Uber is to cut 3,700 jobs, roughly 14 per cent of its corporate workforce, blaming the drop in business due to coronavirus.
In a staff memo seen by the Financial Times, chief executive Dara Khosrowshahi warned additional cuts would be announced in due course as the company made “difficult adjustments” to match “the reality of our business”.
“We are looking at many scenarios and at each and every cost, both variable and fixed, across the company,” said Mr Khosrowshahi, who has waived his salary for the remainder of the year. “You can expect we will have a further, final update for you within the next two weeks.”
The ride-sharing company joins a string of major Silicon Valley names making deep cuts. Last week, rival group Lyft said it would cut 17 per cent of its workforce. On Tuesday, home-sharing site Airbnb said it planned to lay off 25 per cent of its staff as it focused on its core home-sharing business.
Uber’s job cuts, which were rumoured last week after the company’s chief technology officer resigned, will at first mostly affect customer support and recruiting teams, the company said in a filing. It added that it expected to incur a $20m cost for severance payments.
The company said it would close about 40 per cent of its 450 “Greenlight Hubs”, facilities where the company’s drivers are given assistance in signing up to the app and other related needs.
It did not provide any additional guidance on the extent to which coronavirus had hit its business, other than to reiterate that rides were down “significantly”. “And with our hiring freeze,” Mr Khosrowshahi said in the memo, “there simply isn’t enough work for recruiters.”
In mid-March, as major cities were entering lockdown, Mr Khosrowshahi told investors and analysts that bookings for cars were down as much as 70 per cent in some early-hit markets such as Seattle. Uber is expected to report its first-quarter earnings after the markets close on Thursday.
Before the pandemic, Uber told investors it expected to record one profitable quarter by the end of this year, before adjusting for interest, taxes, depreciation and amortisation. It has since withdrawn its guidance for the year, but has not yet updated on its profitable quarter target.

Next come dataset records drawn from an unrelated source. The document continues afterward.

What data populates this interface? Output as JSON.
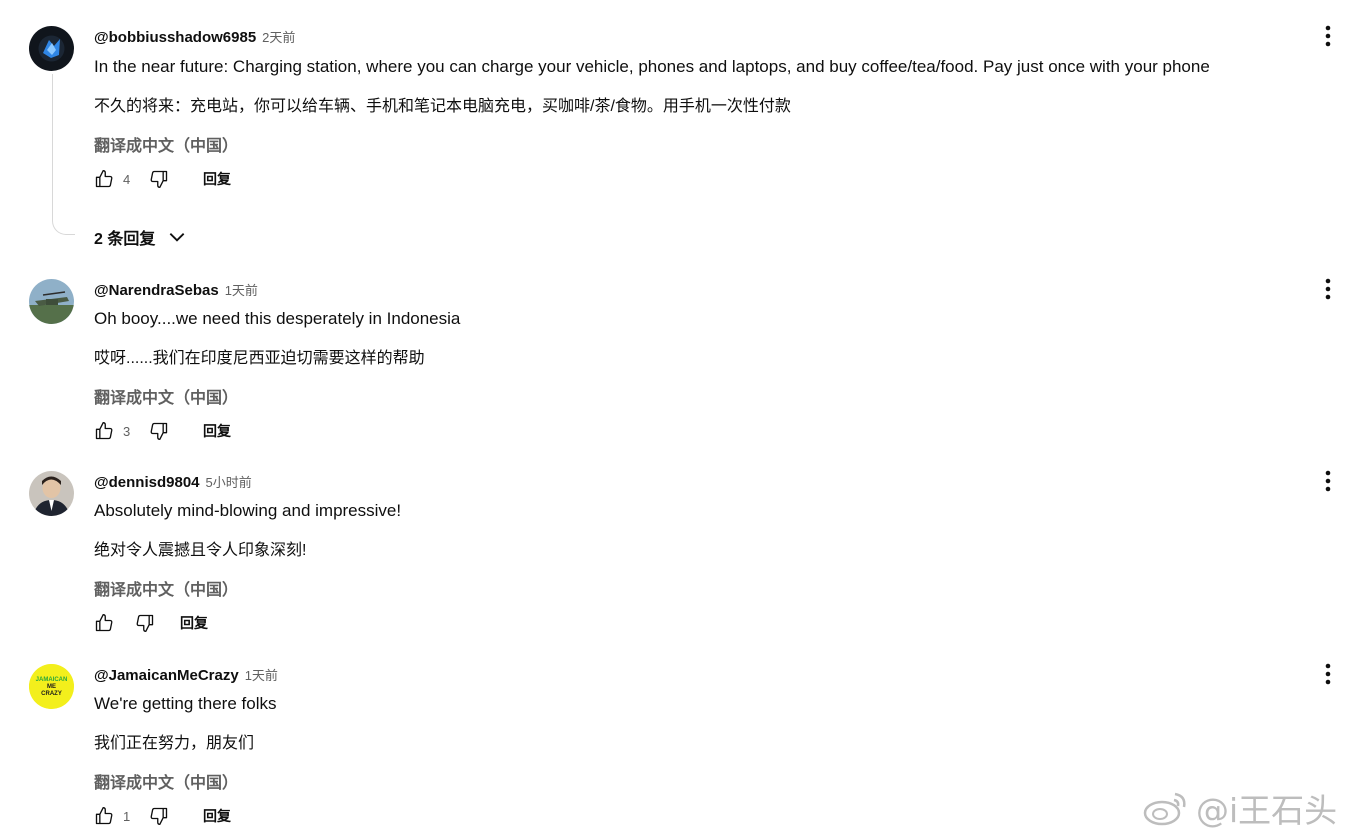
{
  "comments": [
    {
      "author": "@bobbiusshadow6985",
      "time": "2天前",
      "text_en": "In the near future: Charging station, where you can charge your vehicle, phones and laptops, and buy coffee/tea/food. Pay just once with your phone",
      "text_zh": "不久的将来：充电站，你可以给车辆、手机和笔记本电脑充电，买咖啡/茶/食物。用手机一次性付款",
      "translate_label": "翻译成中文（中国）",
      "likes": "4",
      "reply_label": "回复",
      "replies_label": "2 条回复"
    },
    {
      "author": "@NarendraSebas",
      "time": "1天前",
      "text_en": "Oh booy....we need this desperately in Indonesia",
      "text_zh": "哎呀......我们在印度尼西亚迫切需要这样的帮助",
      "translate_label": "翻译成中文（中国）",
      "likes": "3",
      "reply_label": "回复"
    },
    {
      "author": "@dennisd9804",
      "time": "5小时前",
      "text_en": "Absolutely mind-blowing and impressive!",
      "text_zh": "绝对令人震撼且令人印象深刻!",
      "translate_label": "翻译成中文（中国）",
      "likes": "",
      "reply_label": "回复"
    },
    {
      "author": "@JamaicanMeCrazy",
      "time": "1天前",
      "text_en": "We're getting there folks",
      "text_zh": "我们正在努力，朋友们",
      "translate_label": "翻译成中文（中国）",
      "likes": "1",
      "reply_label": "回复",
      "avatar_text": [
        "JAMAICAN",
        "ME",
        "CRAZY"
      ]
    }
  ],
  "watermark": "@i王石头",
  "colors": {
    "text_primary": "#0f0f0f",
    "text_secondary": "#606060",
    "avatar4_bg": "#f3ef1c",
    "watermark": "#bdbdbd"
  },
  "icons": [
    "thumb-up-icon",
    "thumb-down-icon",
    "more-vert-icon",
    "chevron-down-icon",
    "weibo-icon"
  ]
}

Last year, the company removed 800 posts in its marketing, engineering and product teams over the course of two separate redundancy rounds in July and September.
Other recent cost-cutting measures include the shutting of its Uber Eats businesses in seven markets — Czech Republic, Egypt, Honduras, Romania, Saudi Arabia, Uruguay and Ukraine — announced on Monday. As part of the plans, Uber said it would transfer its Eats business in the UAE to its Middle East-focused subsidiary, Careem, where about 30 per cent of jobs will also be cut.